Argentina faces ongoing strict capital controls hindering foreign investment, with President Javier Milei indicating a potential end to these restrictions by January 2026. Investment inflows are at a historic low, exacerbating current account deficits. Upcoming negotiations with the IMF may shape future policies, but immediate control lifting appears unlikely ahead of midterm elections amidst inflation concerns.
Following Javier Milei’s inauguration, Argentina continues to grapple with stringent exchange controls that pose significant challenges for foreign investors. While Milei has undertaken measures to alleviate some restrictions in his first year, he has shown limited intent to further relax these rules as 2025 begins, even amidst tightened measures recently introduced.
The future removal of these controls will be crucial in negotiations with the International Monetary Fund (IMF) regarding a new program succeeding the expiring $44 billion agreement due in December. Investors predict that the peso will depreciate at approximately one percent monthly, which is manageable under the current government peg, yet this is perceived as inadequate against rising inflation.
Market analysts express skepticism about the immediate lifting of currency controls, especially as Milei has sought to bolster voter support ahead of midterm elections. Pilar Tavella, a strategist from Balanz Capital Valores in Buenos Aires, noted, “The market is not pricing in the lifting of currency and capital controls before the elections.”
The effects of these restrictions are evident as Argentina has seen a drastic decline in foreign direct investment, with 2024 inflows at a mere $89 million—marking the lowest figure since 2003. This decline accompanies soaring private-sector current account deficits, reaching a record $952 million in Milei’s term.
In 2024, only six major foreign investments occurred under a program known as RIGI, which incentivizes long-term projects, each below $10 billion. Projections for foreign investment in 2025 stand at around $1.4 billion, as estimated by Grupo Mariva, a Buenos Aires financial firm.

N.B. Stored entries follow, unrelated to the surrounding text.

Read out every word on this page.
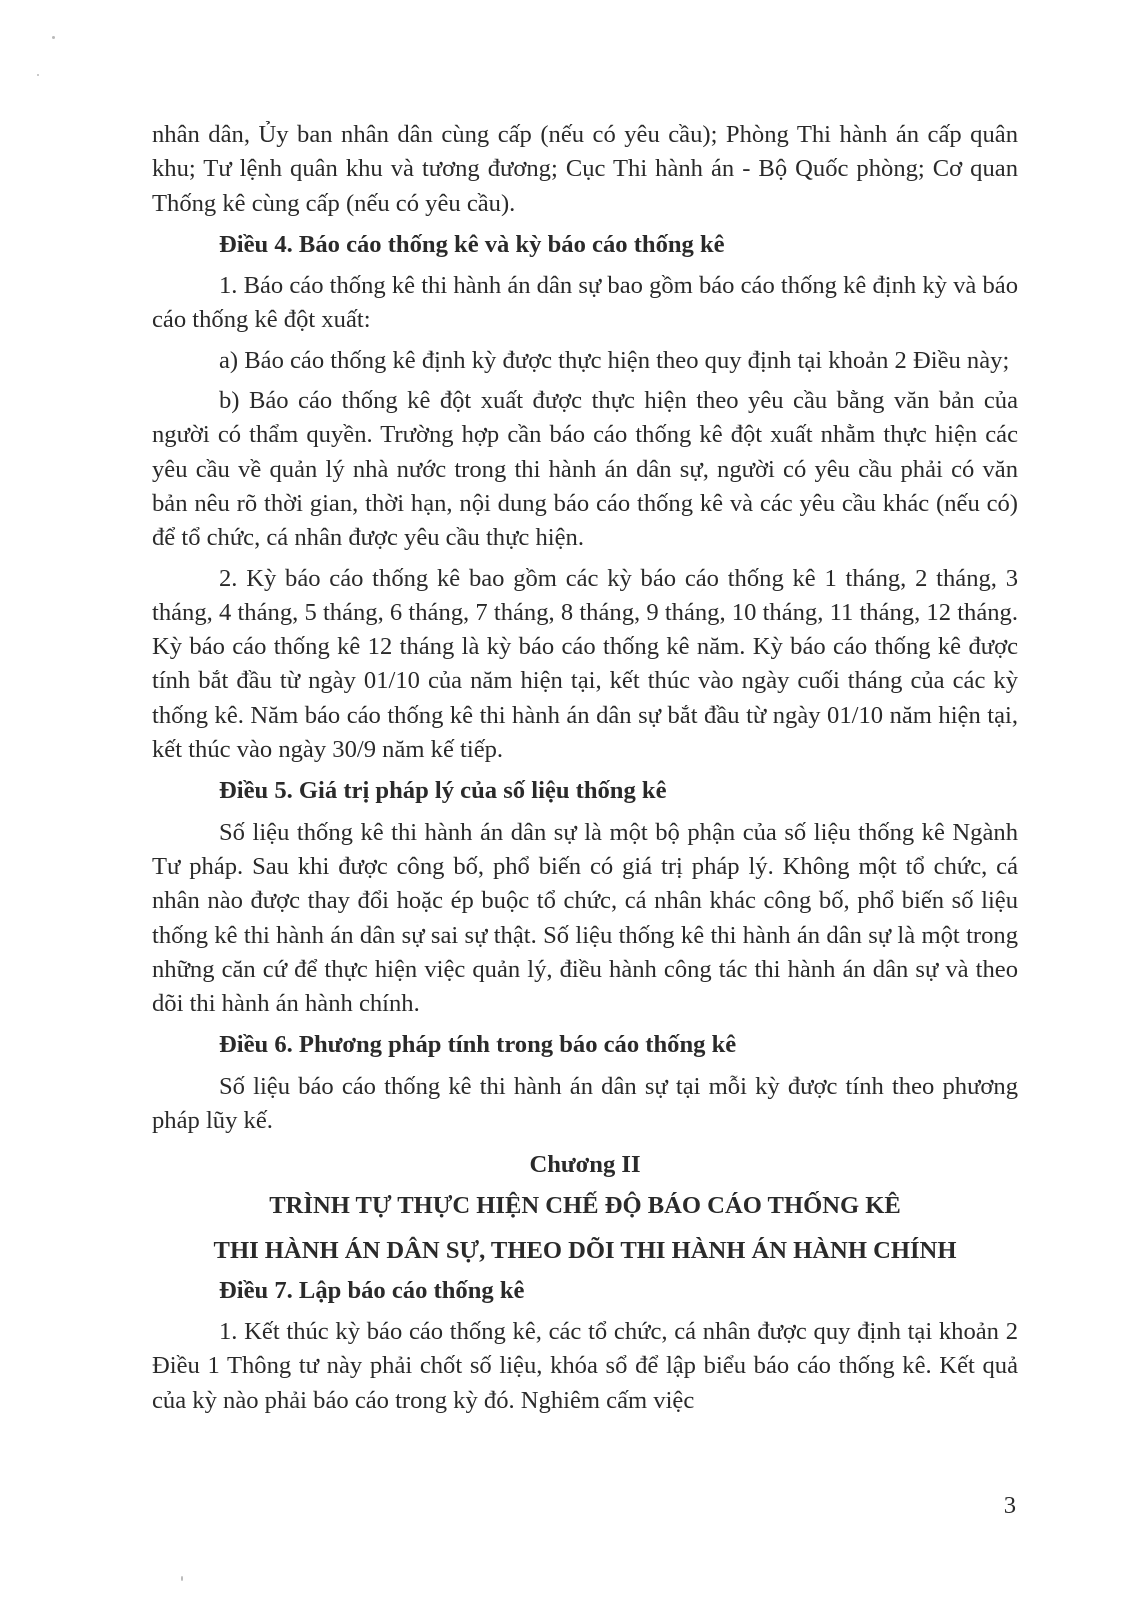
nhân dân, Ủy ban nhân dân cùng cấp (nếu có yêu cầu); Phòng Thi hành án cấp quân khu; Tư lệnh quân khu và tương đương; Cục Thi hành án - Bộ Quốc phòng; Cơ quan Thống kê cùng cấp (nếu có yêu cầu).

Điều 4. Báo cáo thống kê và kỳ báo cáo thống kê

1. Báo cáo thống kê thi hành án dân sự bao gồm báo cáo thống kê định kỳ và báo cáo thống kê đột xuất:

a) Báo cáo thống kê định kỳ được thực hiện theo quy định tại khoản 2 Điều này;

b) Báo cáo thống kê đột xuất được thực hiện theo yêu cầu bằng văn bản của người có thẩm quyền. Trường hợp cần báo cáo thống kê đột xuất nhằm thực hiện các yêu cầu về quản lý nhà nước trong thi hành án dân sự, người có yêu cầu phải có văn bản nêu rõ thời gian, thời hạn, nội dung báo cáo thống kê và các yêu cầu khác (nếu có) để tổ chức, cá nhân được yêu cầu thực hiện.

2. Kỳ báo cáo thống kê bao gồm các kỳ báo cáo thống kê 1 tháng, 2 tháng, 3 tháng, 4 tháng, 5 tháng, 6 tháng, 7 tháng, 8 tháng, 9 tháng, 10 tháng, 11 tháng, 12 tháng. Kỳ báo cáo thống kê 12 tháng là kỳ báo cáo thống kê năm. Kỳ báo cáo thống kê được tính bắt đầu từ ngày 01/10 của năm hiện tại, kết thúc vào ngày cuối tháng của các kỳ thống kê. Năm báo cáo thống kê thi hành án dân sự bắt đầu từ ngày 01/10 năm hiện tại, kết thúc vào ngày 30/9 năm kế tiếp.

Điều 5. Giá trị pháp lý của số liệu thống kê

Số liệu thống kê thi hành án dân sự là một bộ phận của số liệu thống kê Ngành Tư pháp. Sau khi được công bố, phổ biến có giá trị pháp lý. Không một tổ chức, cá nhân nào được thay đổi hoặc ép buộc tổ chức, cá nhân khác công bố, phổ biến số liệu thống kê thi hành án dân sự sai sự thật. Số liệu thống kê thi hành án dân sự là một trong những căn cứ để thực hiện việc quản lý, điều hành công tác thi hành án dân sự và theo dõi thi hành án hành chính.

Điều 6. Phương pháp tính trong báo cáo thống kê

Số liệu báo cáo thống kê thi hành án dân sự tại mỗi kỳ được tính theo phương pháp lũy kế.

Chương II

TRÌNH TỰ THỰC HIỆN CHẾ ĐỘ BÁO CÁO THỐNG KÊ

THI HÀNH ÁN DÂN SỰ, THEO DÕI THI HÀNH ÁN HÀNH CHÍNH

Điều 7. Lập báo cáo thống kê

1. Kết thúc kỳ báo cáo thống kê, các tổ chức, cá nhân được quy định tại khoản 2 Điều 1 Thông tư này phải chốt số liệu, khóa sổ để lập biểu báo cáo thống kê. Kết quả của kỳ nào phải báo cáo trong kỳ đó. Nghiêm cấm việc

3
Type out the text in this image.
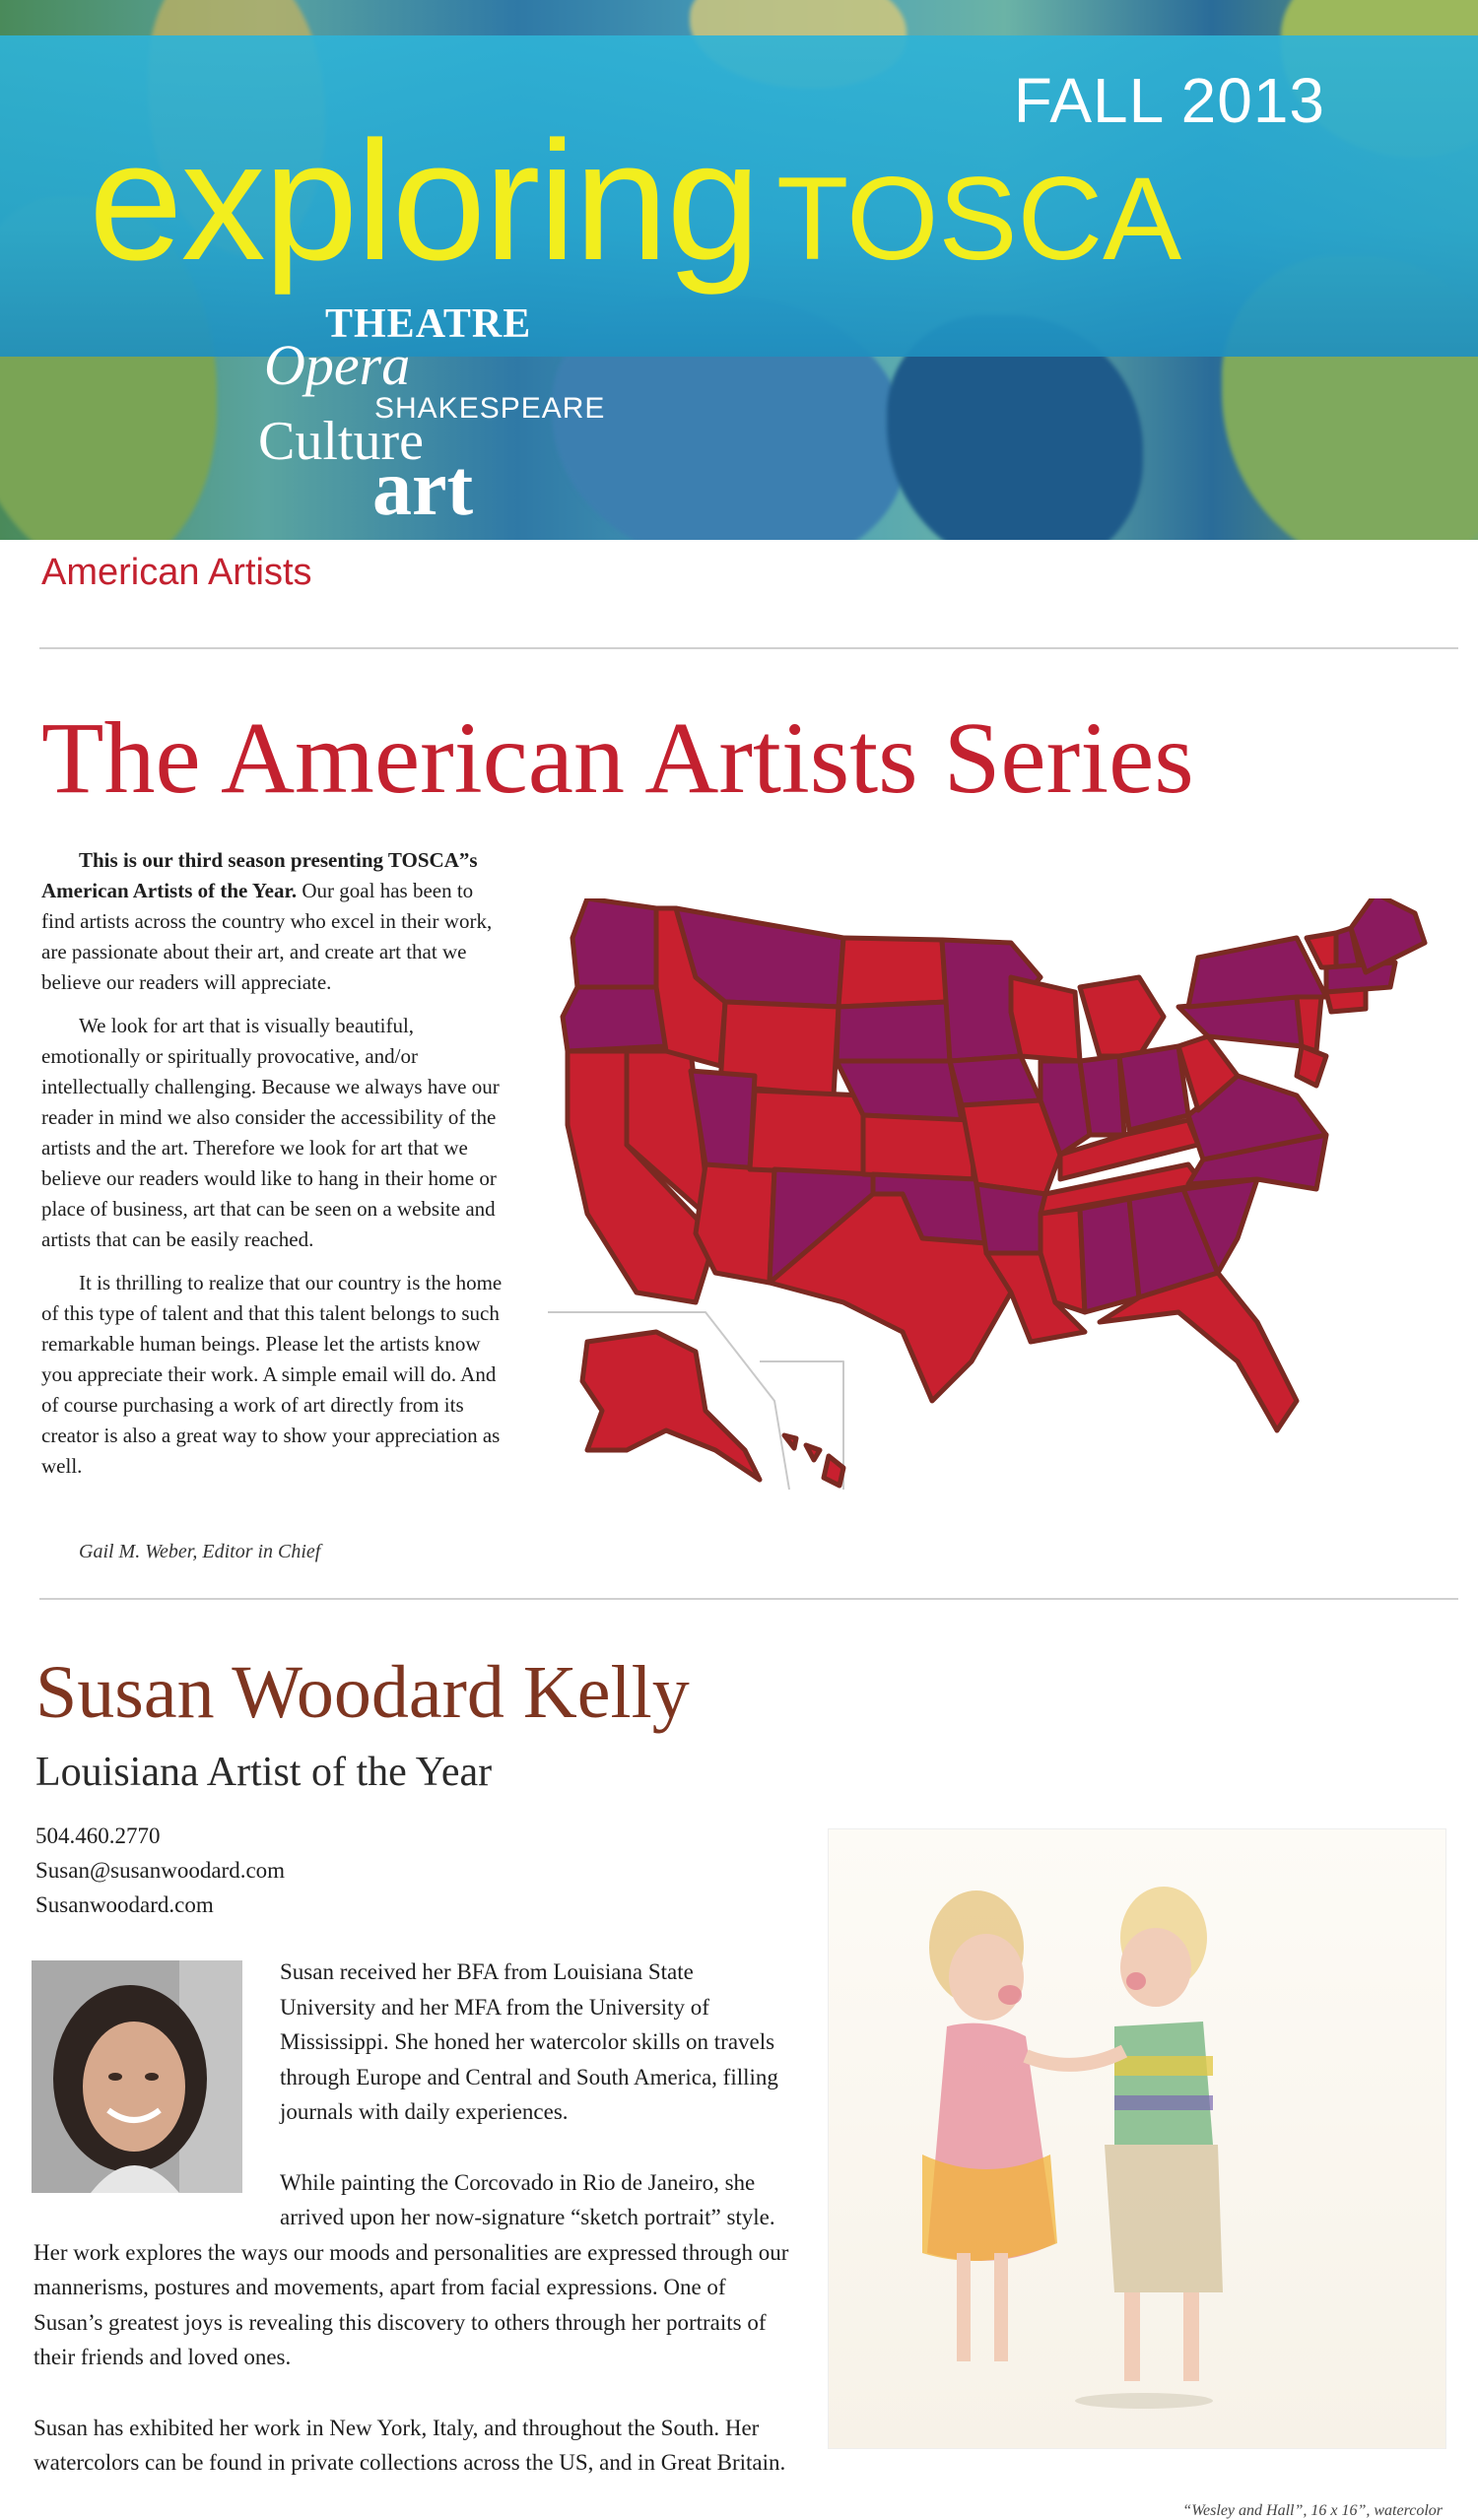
FALL 2013
exploring TOSCA
THEATRE
Opera
SHAKESPEARE
Culture
art
American Artists
The American Artists Series

This is our third season presenting TOSCA”s American Artists of the Year. Our goal has been to find artists across the country who excel in their work, are passionate about their art, and create art that we believe our readers will appreciate.

We look for art that is visually beautiful, emotionally or spiritually provocative, and/or intellectually challenging. Because we always have our reader in mind we also consider the accessibility of the artists and the art. Therefore we look for art that we believe our readers would like to hang in their home or place of business, art that can be seen on a website and artists that can be easily reached.

It is thrilling to realize that our country is the home of this type of talent and that this talent belongs to such remarkable human beings. Please let the artists know you appreciate their work. A simple email will do. And of course purchasing a work of art directly from its creator is also a great way to show your appreciation as well.

Gail M. Weber, Editor in Chief
Susan Woodard Kelly
Louisiana Artist of the Year
504.460.2770
Susan@susanwoodard.com
Susanwoodard.com

Susan received her BFA from Louisiana State University and her MFA from the University of Mississippi. She honed her watercolor skills on travels through Europe and Central and South America, filling journals with daily experiences.

While painting the Corcovado in Rio de Janeiro, she arrived upon her now-signature “sketch portrait” style. Her work explores the ways our moods and personalities are expressed through our mannerisms, postures and movements, apart from facial expressions. One of Susan’s greatest joys is revealing this discovery to others through her portraits of their friends and loved ones.

Susan has exhibited her work in New York, Italy, and throughout the South. Her watercolors can be found in private collections across the US, and in Great Britain.

“Wesley and Hall”, 16 x 16”, watercolor
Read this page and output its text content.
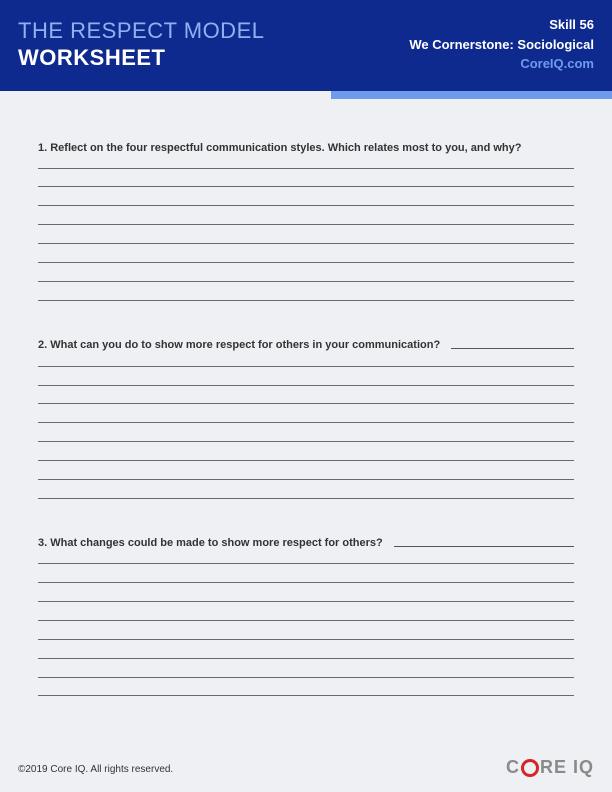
THE RESPECT MODEL
WORKSHEET
Skill 56
We Cornerstone: Sociological
CoreIQ.com
1. Reflect on the four respectful communication styles. Which relates most to you, and why?
2. What can you do to show more respect for others in your communication?
3. What changes could be made to show more respect for others?
©2019 Core IQ. All rights reserved.	C RE IQ
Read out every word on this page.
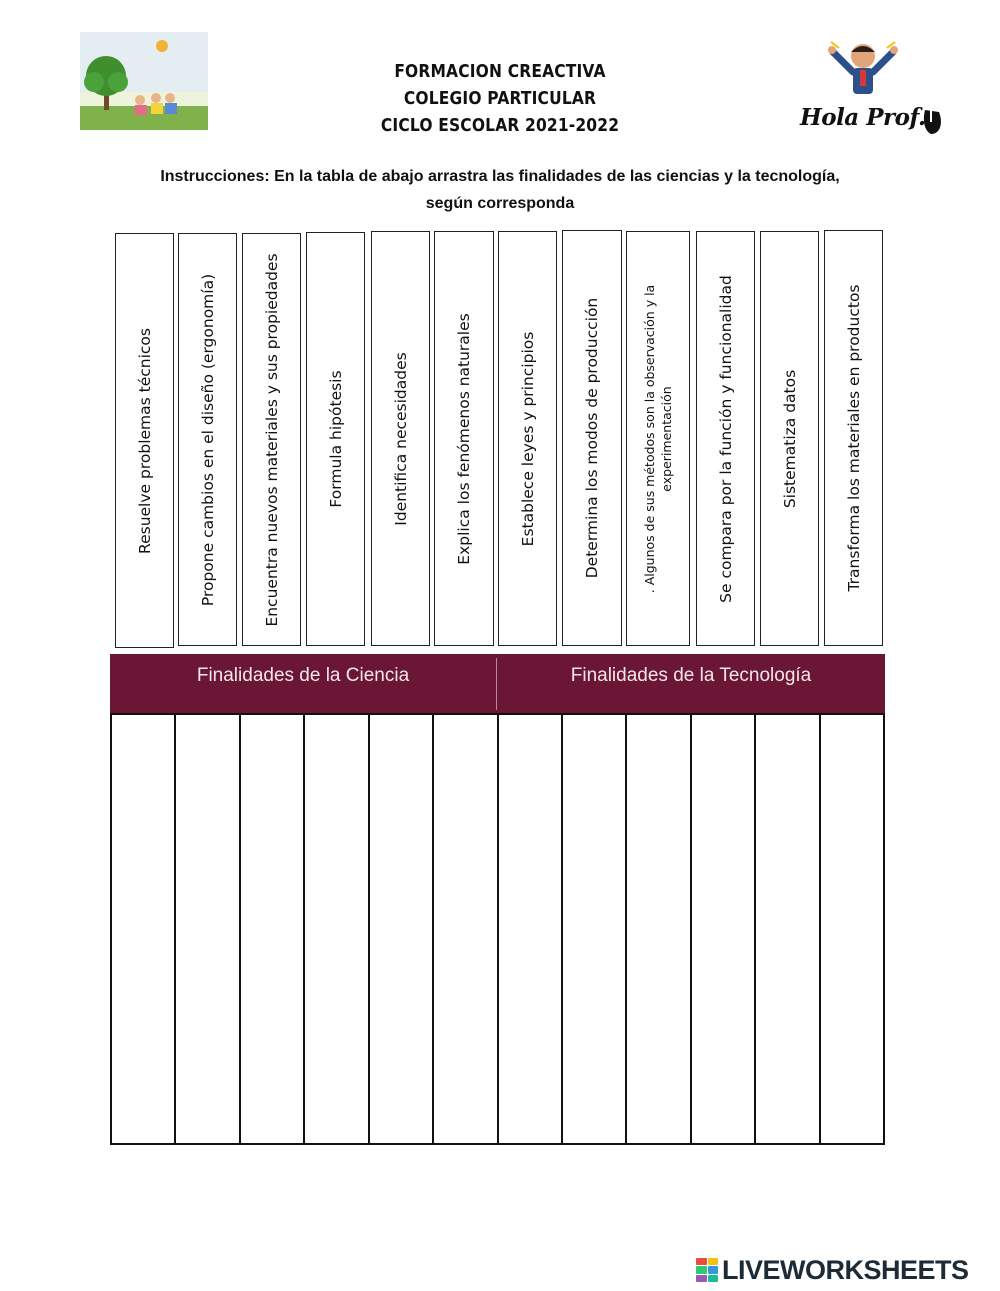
FORMACION CREACTIVA
COLEGIO PARTICULAR
CICLO ESCOLAR 2021-2022	Hola Prof.
Instrucciones: En la tabla de abajo arrastra las finalidades de las ciencias y la tecnología,
según corresponda
Resuelve problemas técnicos	Propone cambios en el diseño (ergonomía)	Encuentra nuevos materiales y sus propiedades	Formula hipótesis	Identifica necesidades	Explica los fenómenos naturales	Establece leyes y principios	Determina los modos de producción	. Algunos de sus métodos son la observación y la experimentación	Se compara por la función y funcionalidad	Sistematiza datos	Transforma los materiales en productos
Finalidades de la Ciencia	Finalidades de la Tecnología
LIVEWORKSHEETS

Experts doubt that the government will modify any existing controls prior to the elections, concerned about potential inflation volatility following such moves. Juan Carlos Barboza, head of research at Grupo Mariva, emphasized that the administration would be cautious in its approach to avoid exacerbating inflationary pressures.
Milei remarked earlier this year that all controls would cease by January 1, 2026, indicating possible acceleration in lifting restrictions should the IMF provide additional funding, creating a classic scenario of reciprocal obligations.
Currently, investors face numerous restrictions:
– Cross-restriction rule: Investors cannot purchase dollars on the spot market 90 days before or after parallel market transactions.
– Mandatory bank accounts: Dollars from securities transactions must be deposited into bank accounts.
– Transaction limits: Purchases and sales of securities by foreign investors are capped at 200 million pesos (approx. $190,000) daily, pending prior notification to the Central Bank.
– One-day parking: Investors are required to hold assets for one day before converting them to dollars.
– Savings and expenses: A maximum of $200 applies to currency purchases for savings and credit card transactions abroad, coupled with additional taxes.
– Dividends: Multinational companies face restrictions when transferring dividends abroad.
– Imports: Timeframes for accessing dollars on imports have been reduced to approximately 30 days, from 180 previously.
Recent regulatory changes from the Central Bank restricted banks from selling abroad corporate bonds bought with dollars from the capital market. Moreover, a new measure has shortened the period for agricultural exporters to sell foreign currency to qualify for export tax reductions.
Amidst these dynamics, the Central Bank has cut the peso depreciation rate from two to one percent per month, adding pressure on exporters who must sell dollars below the prevailing inflation rate of about 2.2 percent monthly. The government initiated substantial tax reductions on specific exports in January to aid this sector.
Since June, the Central Bank increased foreign reserve sales to alleviate the widening gap between official and parallel exchange rates, totaling $1.6 billion in six months. Both Milei and investors fear the repercussions of lifting controls could lead to a sharp peso decline, worsening inflation and complicating recent disinflation success, which recorded a drop in annual inflation from 211 percent to 118 percent.
As it stands, Argentina’s net international reserves hover at approximately $28.7 billion—unchanged from when Milei assumed office—with net reserves at minus $4.5 billion, based on Grupo Cohen’s assessments.
In summary, Argentina faces substantial challenges in addressing its strict currency and capital controls, significantly impacting foreign investment. Although President Javier Milei has suggested an intention to eliminate these controls by January 1, 2026, analysts remain skeptical regarding immediate change, particularly with midterm elections approaching. Current regulations continue to hinder investor confidence, as reflected in record low foreign investments and increasing current account deficits. The outcome of ongoing negotiations with the IMF may influence the government’s future actions regarding these controls, yet immediate relaxation seems unlikely given prevailing economic conditions.